Note
I turned my answer into something of a collection of free impedance calculators..
I was thinking of using one of the most ubiquitous connectors in the world – 2.54mm pin header. The snag here is that I need to push a relatively high frequency over it 4MHz UART, edge frequency much higher of course.
Update
4Mbit UART is just the tip of the iceberg, if I decide a standard header is fine for RF, there's SPI, SDIO, RGMII, 900MHz RF link antenna connection.. At some point it certainly stops being fine.
Update2
With regards to signal integrity and EMI, fundamental frequency is fairly meaningless, see this EDN article about what's the spread of RF energy on a 1MHz signal with 0.1ns rise time. An extreme example but 1ns rise time is fairly normal.
https://www.edn.com/design/pc-board/4430165/Getting-EMC-design-right—First-time–Part-3–High-speed-signals—Impedance
What is a safe margin for trace length vs rise time depends on who you ask, you get full reflection if round trip delay is equal or higher than the rise time. Some people suggest 1/3rd is a decent margin while others go as far as to 1/10th.

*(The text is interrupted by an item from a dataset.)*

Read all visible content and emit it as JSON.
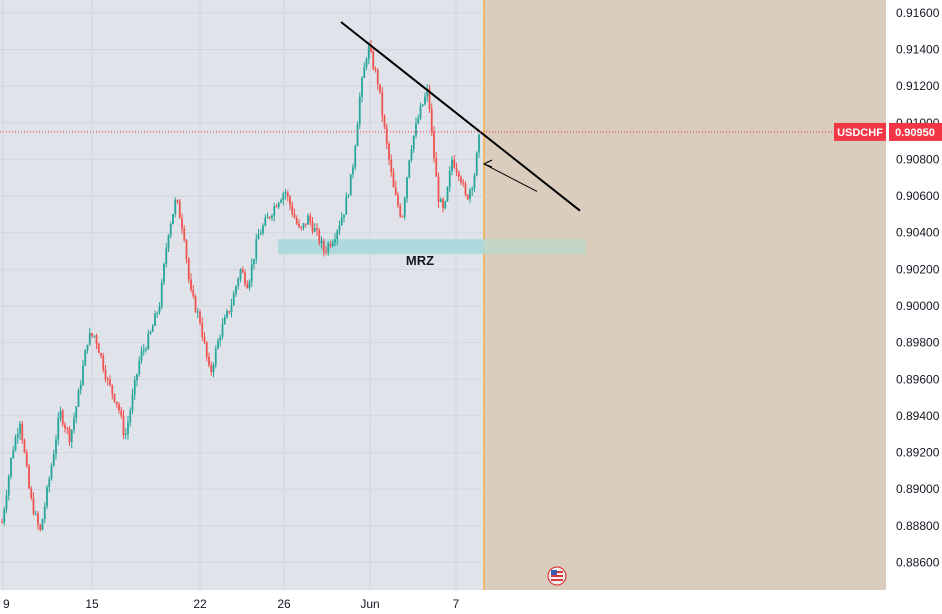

On a standard FR4, 1ns propagation time equals to approximately 160mm, so 80mm trace would be "critical length". With 1/3rd rule, ~25mm would be fine.
Here is an analysis of the 1/3rd rule, which may not be good enough for 15R drive impedance:
https://blogs.mentor.com/hyperblog/blog/tag/critical-length/
You'd think that such a popular connector would have ready reference on the impedance of it. This does not seem to be the case however. 1.27mm ribbon cable has ~100R impedance in GSG configuration but it's not quite the same as 2.54×2.54 2-row connector.

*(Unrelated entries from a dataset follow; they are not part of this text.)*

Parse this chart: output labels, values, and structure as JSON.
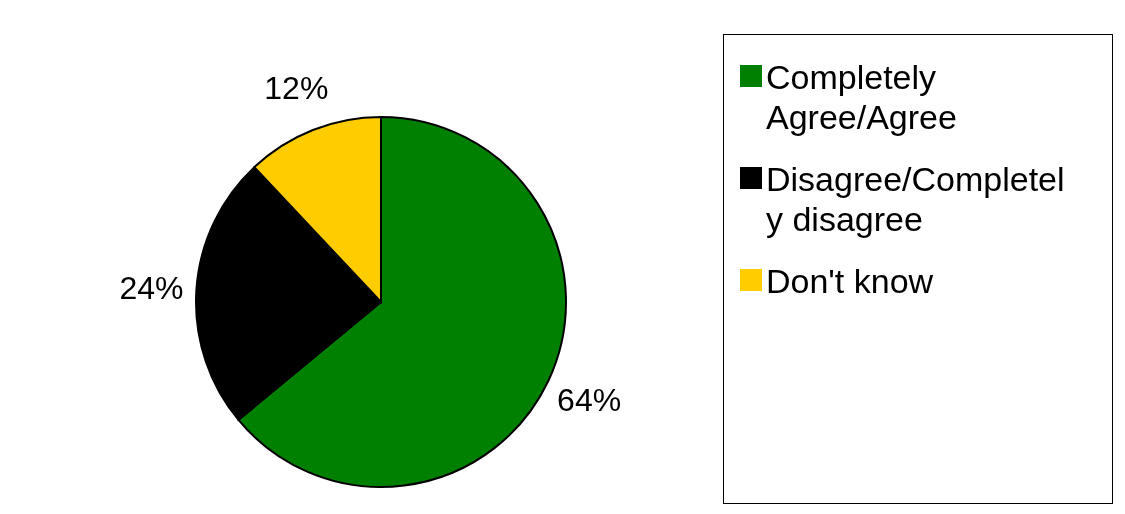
{
  "chart_data": {
    "type": "pie",
    "categories": [
      "Completely Agree/Agree",
      "Disagree/Completely disagree",
      "Don't know"
    ],
    "values": [
      64,
      24,
      12
    ],
    "colors": [
      "#008000",
      "#000000",
      "#ffcc00"
    ],
    "value_labels": [
      "64%",
      "24%",
      "12%"
    ],
    "legend": "right"
  }
}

I'd use the connector like this:
GSGSG
SGSGS
So each signal is surrounded by ground pins in three directions, essentially making it a co-planar wave-guide. Now CPW calculators are around, but I'm not quite confident they can handle the case where trace width and thickness are the same. In fact majority of the calculators dismiss the trace thickness out of hand. 
Now I used this CPW calculator http://wcalc.sourceforge.net and plugged in these values:
- width = 0.6mm
- s=1.94mm
- length=10mm
- Thickness=0.6mm
- Surface roughness=1µm
- substrate thickness=1.94mm
- Dielectric constant=3.4
0.6mm width comes from typical header post size, it varies a bit from manufacturer to manufacturer, 0.64mm is another popular choice. 3.4 is polyamide dielectric constant.
It spits out 119.5 R as a result. Fair enough, but is that realistic? Any thoughts on this? Removing the ground plane REDUCES the impedance to 72R, which would imply the calculation can't handle thick traces + ground planes. In fact it seems to ignore the trace thickness entirely if there's a "ground plane".
Best Answer
You are overthinking this issue. For 4 MHz you shouldn't have any concerns. For example, all PC mainboards use 2x5 headers for on-board USB 2.0 connections to front panel USB, and they operate at 240 MHz quite happily, on billions of PC. Although the 0.100" headers were never intended for RF interconnect and therefore are rarely characterized electrically.
Trace thickness does have a minuscule effect on trace impedance, which can be easily determined using any on-line Java microstrip calculators. Most calculators assume standard 1.5 Oz copper thickness, which always fall within the margins of error.